Parece disparatado, pegar num desportivo deste calibre e começar por lhe elogiar a capacidade para assumir andamentos civilizados, mas é exactamente essa a primeira impressão que fica. E essa facilidade de utilização, proporcionada por um pedal do acelerador com um curso relativamente longo, permite ganhar confiança para depois espreitar as potencialidades diabólicas do modelo. E elas, claro, não tardam a fazer-se notar. Sim, é possível respeitar o limite de 50 km/h dentro das localidades - e até em sétima velocidade... - mas isso implica respirar fundo 240 vezes e proceder a aplicados exercícios de relaxamento muscular enquanto meditamos na efemeridade da vida.

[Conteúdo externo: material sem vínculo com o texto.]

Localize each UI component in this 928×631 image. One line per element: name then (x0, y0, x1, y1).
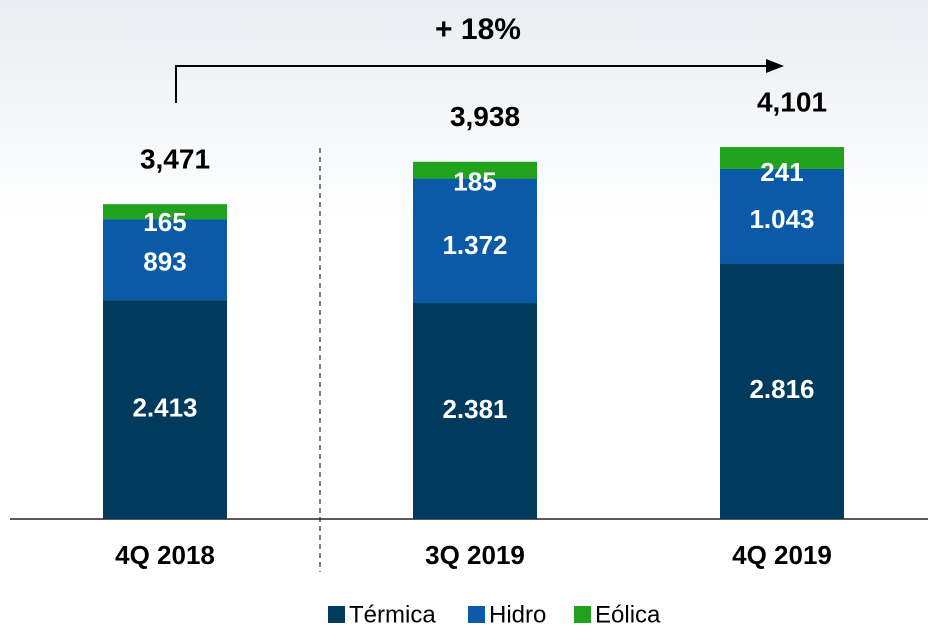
value-label: 1.043 (749, 204, 814, 234)
value-label: 1.372 (442, 230, 507, 260)
total-label: 3,471 (140, 144, 210, 175)
value-label: 241 (760, 157, 803, 187)
x-tick-label: 4Q 2019 (732, 540, 832, 570)
legend-label: Eólica (595, 601, 661, 628)
legend-swatch (468, 606, 485, 623)
legend-label: Hidro (489, 601, 546, 628)
bar-segment (413, 161, 537, 179)
value-label: 185 (453, 166, 496, 196)
value-label: 165 (143, 207, 186, 237)
value-label: 2.413 (132, 392, 197, 422)
x-tick-label: 3Q 2019 (425, 540, 525, 570)
value-label: 2.816 (749, 374, 814, 404)
legend-swatch (328, 606, 345, 623)
x-tick-label: 4Q 2018 (115, 540, 215, 570)
arrow (175, 65, 768, 103)
bar-segment (720, 147, 844, 169)
legend-label: Térmica (349, 601, 436, 628)
bar-segment (103, 219, 227, 301)
bar-segment (413, 178, 537, 304)
bar-segment (720, 168, 844, 264)
bar-segment (103, 300, 227, 519)
bar-segment (103, 204, 227, 220)
value-label: 893 (143, 247, 186, 277)
legend-swatch (574, 606, 591, 623)
total-label: 3,938 (450, 101, 520, 132)
value-label: 2.381 (442, 394, 507, 424)
total-label: 4,101 (757, 86, 827, 117)
bar-segment (720, 263, 844, 519)
bar-segment (413, 303, 537, 519)
annotation: + 18% (435, 13, 521, 46)
arrow-head (766, 59, 784, 73)
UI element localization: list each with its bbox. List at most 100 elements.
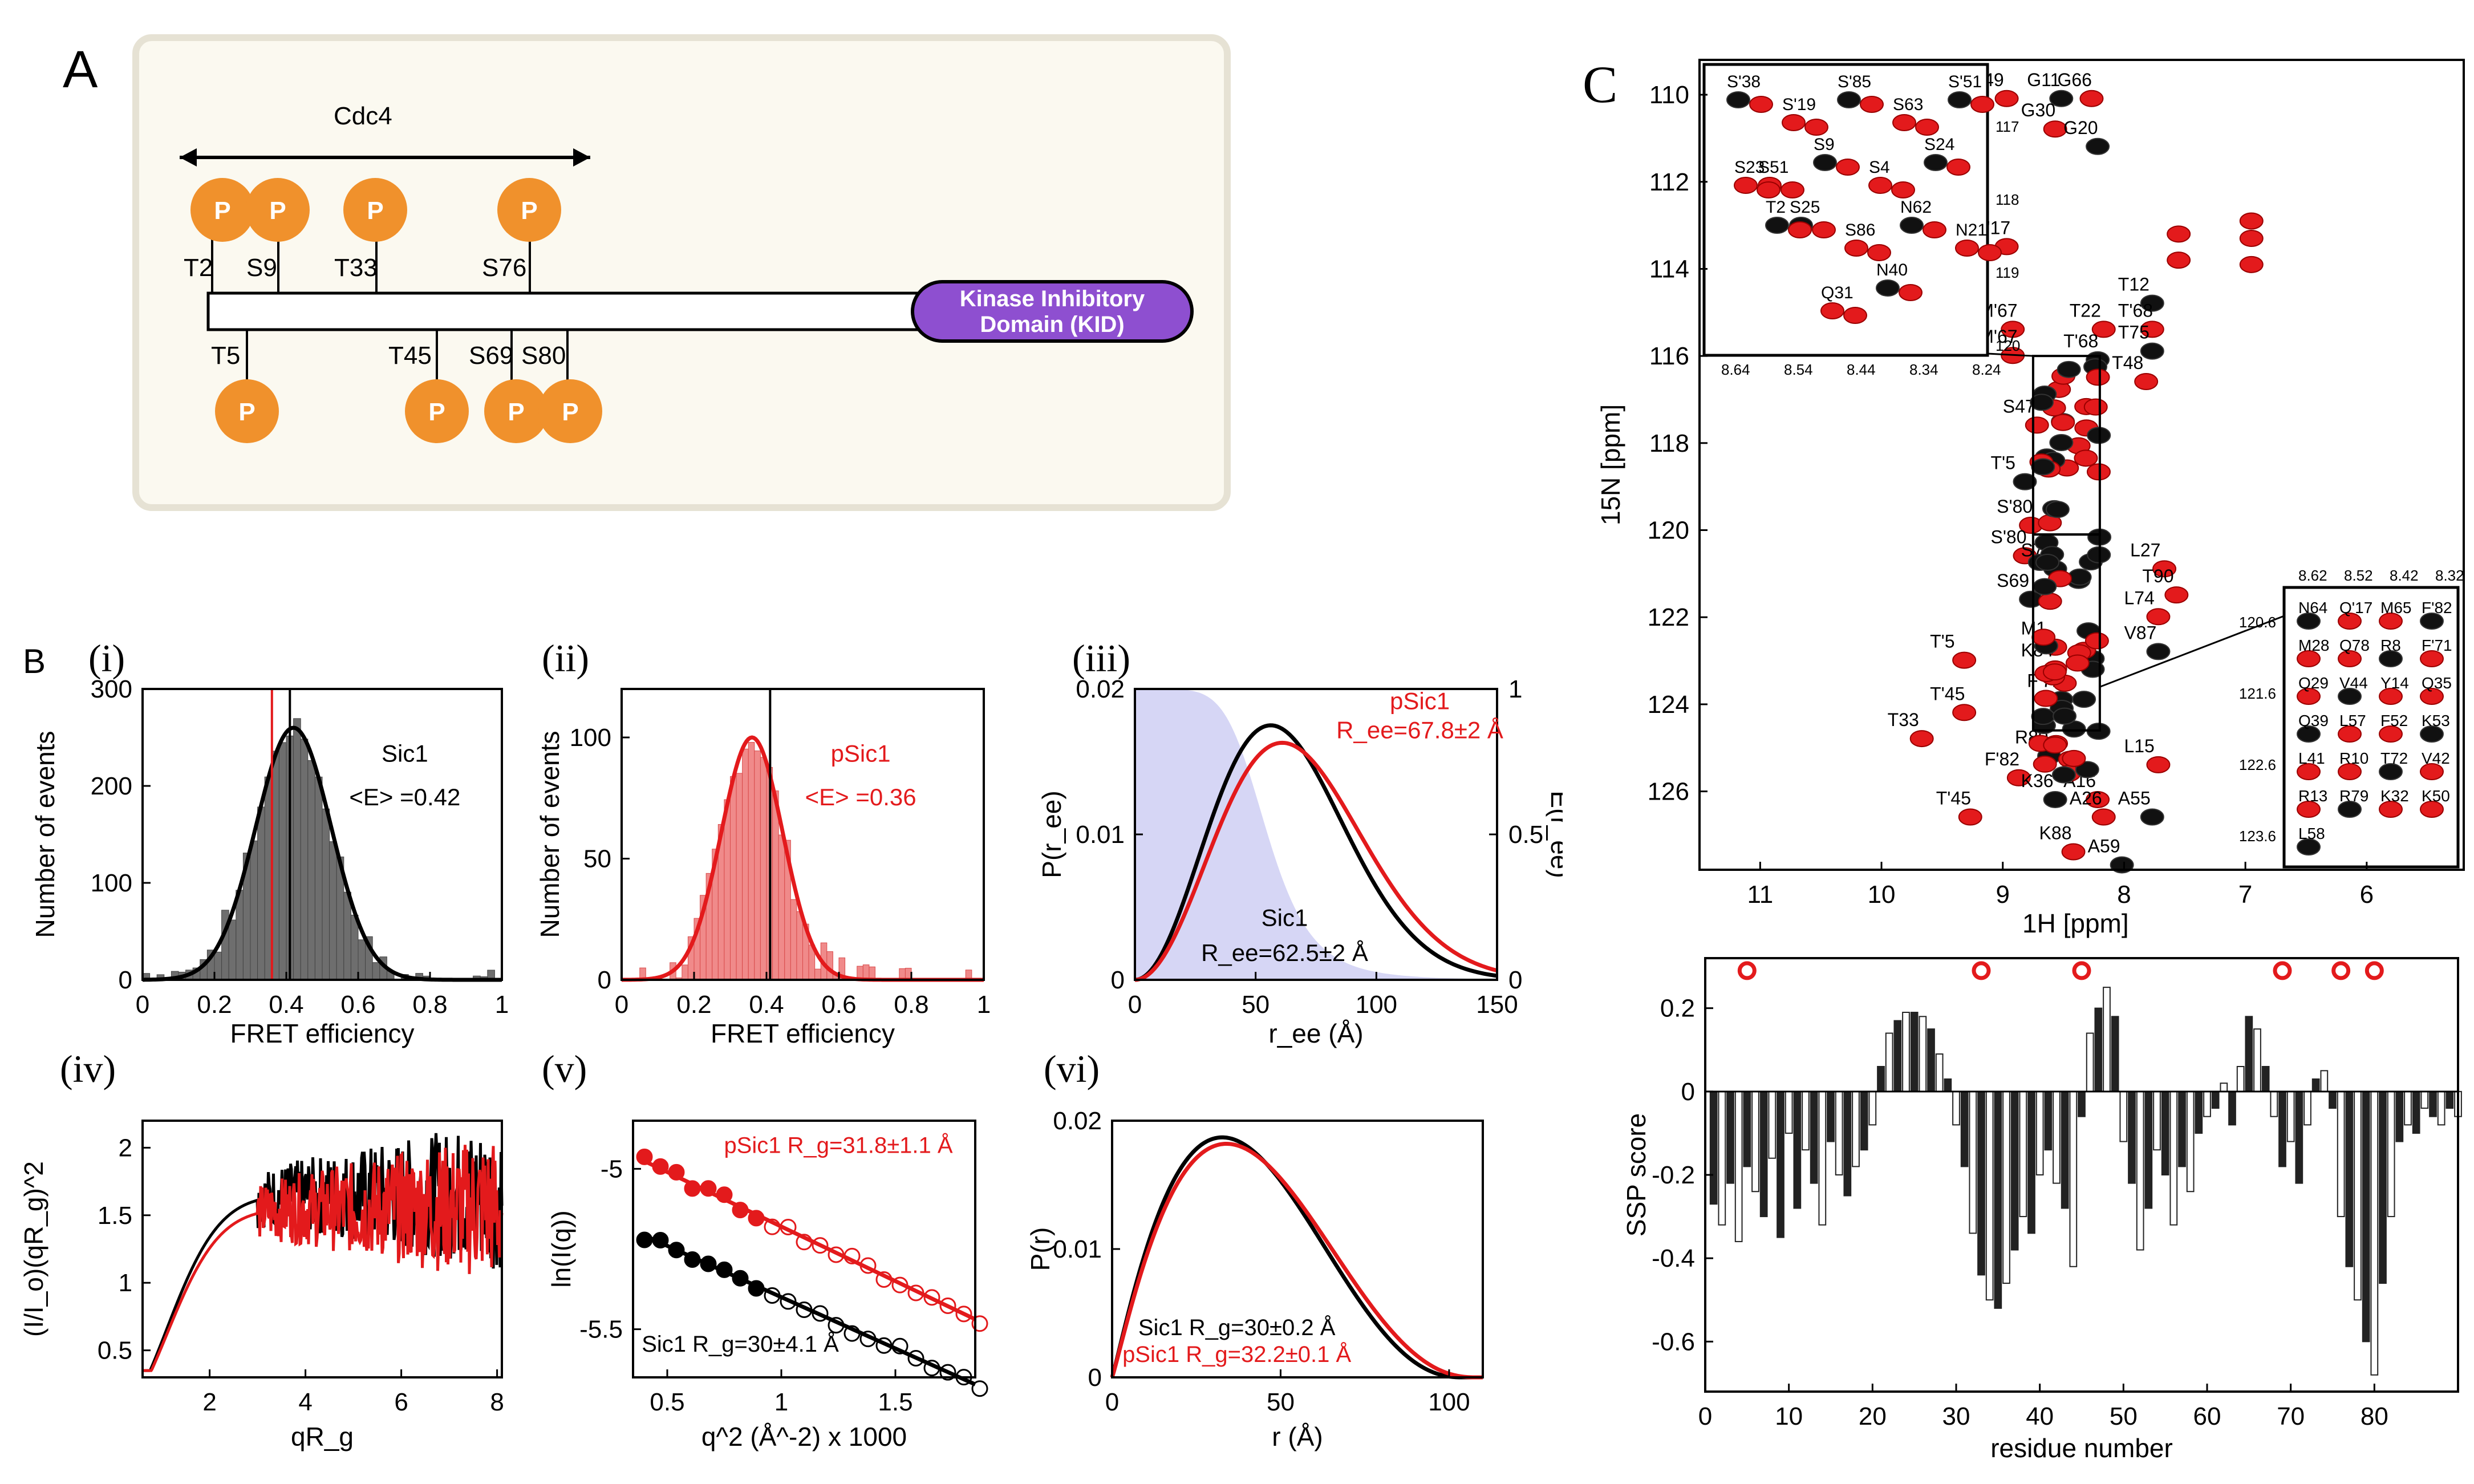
- phospho-site-marker: [2072, 961, 2091, 980]
- hsqc-peak: [2061, 843, 2086, 861]
- inset-label: S63: [1893, 95, 1923, 114]
- data-point-pSic1: [700, 1180, 717, 1197]
- x-tick-label: 11: [1747, 881, 1774, 909]
- ssp-bar: [2002, 1090, 2010, 1284]
- inset-peak: [1813, 154, 1837, 171]
- x-tick-label: 0: [1698, 1402, 1712, 1430]
- hsqc-peak: [2140, 342, 2164, 360]
- inset-peak: [1900, 217, 1924, 234]
- inset-label: N62: [1900, 198, 1932, 217]
- data-point-pSic1: [828, 1246, 845, 1263]
- ssp-bar: [2303, 1090, 2311, 1126]
- y2-tick-label: 0.5: [1508, 821, 1543, 849]
- sidechain-peak: [2239, 230, 2264, 248]
- hsqc-peak: [2152, 560, 2177, 578]
- data-point-Sic1: [780, 1293, 797, 1310]
- inset-label: S86: [1845, 221, 1875, 240]
- hsqc-peak: [1952, 651, 1977, 669]
- panel-label-c: C: [1583, 55, 1618, 113]
- distribution-pSic1: [1134, 740, 1498, 982]
- inset-label: Q'17: [2339, 599, 2372, 617]
- hsqc-peak: [2146, 756, 2171, 773]
- x-tick-label: 70: [2277, 1402, 2305, 1430]
- hsqc-peak: [2057, 360, 2081, 378]
- histogram-bar: [228, 919, 237, 980]
- inset-peak: [2338, 801, 2362, 818]
- ssp-bar: [2295, 1090, 2303, 1184]
- y-tick-label: 0: [119, 966, 132, 994]
- inset-peak: [1820, 302, 1844, 319]
- inset-peak: [2379, 801, 2403, 818]
- ssp-bar: [2278, 1090, 2286, 1167]
- ssp-bar: [2044, 1090, 2053, 1151]
- ssp-bar: [1960, 1090, 1969, 1167]
- inset-x-tick: 8.34: [1909, 361, 1938, 378]
- inset-peak: [2297, 838, 2321, 855]
- data-point-pSic1: [939, 1297, 956, 1314]
- histogram-bar: [214, 951, 222, 980]
- sub-label-iii: (iii): [1072, 636, 1130, 680]
- peak-label: A55: [2118, 788, 2151, 808]
- data-point-pSic1: [684, 1180, 701, 1197]
- inset-peak: [2420, 801, 2444, 818]
- inset-x-tick: 8.44: [1847, 361, 1876, 378]
- x-tick-label: 0.2: [197, 991, 232, 1019]
- peak-label: A26: [2070, 788, 2102, 808]
- hsqc-peak: [2049, 90, 2074, 107]
- peak-label: K88: [2039, 823, 2072, 844]
- inset-peak: [2420, 763, 2444, 780]
- hsqc-peak: [2086, 368, 2110, 386]
- histogram-bar: [754, 751, 761, 980]
- ssp-bar: [2195, 1090, 2203, 1134]
- inset-peak: [2379, 763, 2403, 780]
- histogram-bar: [250, 840, 258, 980]
- hsqc-peak: [2164, 586, 2189, 604]
- panel-a-schematic: Cdc4 Kinase Inhibitory Domain (KID) P P …: [132, 34, 1231, 511]
- data-point-pSic1: [891, 1276, 909, 1294]
- y2-tick-label: 0: [1508, 966, 1522, 994]
- ssp-bar: [2420, 1090, 2429, 1109]
- svg-text:P: P: [367, 197, 383, 225]
- inset-peak: [1726, 91, 1750, 108]
- inset-peak: [2297, 613, 2321, 630]
- inset-label: Y14: [2380, 674, 2409, 692]
- data-point-Sic1: [891, 1337, 909, 1355]
- legend-sic1: Sic1: [1262, 905, 1308, 931]
- ssp-bar: [2236, 1066, 2245, 1092]
- histogram-bar: [760, 757, 767, 980]
- ssp-bar: [1768, 1090, 1777, 1159]
- ssp-bar: [1860, 1090, 1868, 1151]
- inset-label: Q39: [2298, 712, 2329, 729]
- ssp-bar: [2186, 1090, 2195, 1193]
- site-s80: S80: [521, 342, 566, 370]
- hsqc-peak: [2079, 90, 2104, 107]
- inset-label: S9: [1814, 135, 1835, 154]
- kid-domain: [911, 280, 1194, 343]
- panel-label-a: A: [63, 40, 98, 99]
- inset-peak: [2338, 650, 2362, 667]
- inset-y-tick: 118: [1996, 191, 2019, 208]
- inset-peak: [2338, 763, 2362, 780]
- peak-label: F'82: [1985, 749, 2019, 769]
- x-tick-label: 1.5: [878, 1388, 912, 1416]
- inset-peak: [1948, 91, 1972, 108]
- ssp-bar: [2027, 1090, 2035, 1234]
- ssp-bar: [2270, 1090, 2278, 1117]
- hsqc-peak: [2013, 473, 2037, 490]
- ssp-bar: [1977, 1090, 1985, 1276]
- inset-peak: [1844, 240, 1868, 257]
- y-tick-label: 100: [91, 869, 132, 897]
- x-tick-label: 50: [2110, 1402, 2138, 1430]
- y-axis-label: 15N [ppm]: [1596, 404, 1625, 525]
- inset-label: V42: [2422, 749, 2450, 767]
- data-point-pSic1: [732, 1202, 749, 1219]
- ssp-bar: [1843, 1090, 1852, 1197]
- ssp-bar: [2320, 1070, 2329, 1092]
- x-tick-label: 0.4: [749, 991, 784, 1019]
- x-tick-label: 50: [1242, 991, 1270, 1019]
- hsqc-peak: [1958, 808, 1982, 826]
- x-axis-label: FRET efficiency: [711, 1019, 895, 1048]
- hsqc-peak: [2034, 690, 2058, 707]
- data-point-pSic1: [780, 1218, 797, 1235]
- hsqc-peak: [2075, 761, 2099, 779]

Se nem notamos os 50 km/h, os 100 km/h haveriam de passar por nós com igual discrição não fosse o facto de irmos sentados atrás de um monstro ululante. Diz-se de alguns carros que não damos pelo facto de irmos depressa. No SLS seria assim, mas não é, por causa do barulho. A caixa está bem escalonada (e, com esta potência disponível, mesmo que não estivesse seria igual), a direcção é uma maravilha, os travões impressionantes (basta olhar para eles de fora... e a viatura de teste vinha equipada com um sistema em cerâmica, uma opção que "vale"... 10.000€). Sim, os números são impressionantes, a começar pelo preço. Apesar de custar, sensivelmente, metade do que era pedido pelo anterior supercarro da marca, o SLR McLaren, é aterrador pensar que estamos sentados em cima de quase 300.000€ de tecnologia.
Por esse preço temos muita coisa, mas há duas que ficam, miseravelmente, fora do nosso alcance. A primeira é o conforto. Em termos de acústica, o ronco do motor acaba por cansar. E depois temos a sensação de estar a viajar em cima de uma tábua com rodas. Suspensão desportiva é suspensão desportiva e não há milagres. Mas este carro é de tal maneira avesso a mau piso que temos mesmo de ter cuidado com as irregularidades, sob pena de o chassis bater no pavimento. Mesmo em andamentos moderados, os ocupantes são sacudidos lá dentro de forma que há-de ser caricata vista de fora. Felizmente estamos lá dentro...
Apertados, já agora. O habitáculo é aquele pedacinho de carro que sobra entre o compartimento do motor e o espaço para recolher a capota (mais uma pequena bagageira). Com a capota em baixo, nem se dá por isso, mas em versão fechada (e com tanto barulho e falta de visibilidade) vive-se com alguma claustrofobia. É dos poucos pontos negativos a anotar, mas, já que estamos para aí virados, registe-se a perplexidade de encontrar um cinto de segurança meio retorcido pendendo frouxamente da lateral do assento ou portas com alguma relutância em fechar-se à primeira. Em espaços apertados, e porque a sua dimensão impede que se abram num ângulo confortável, é também difícil entrar e sair do carro. E chega de dizer mal.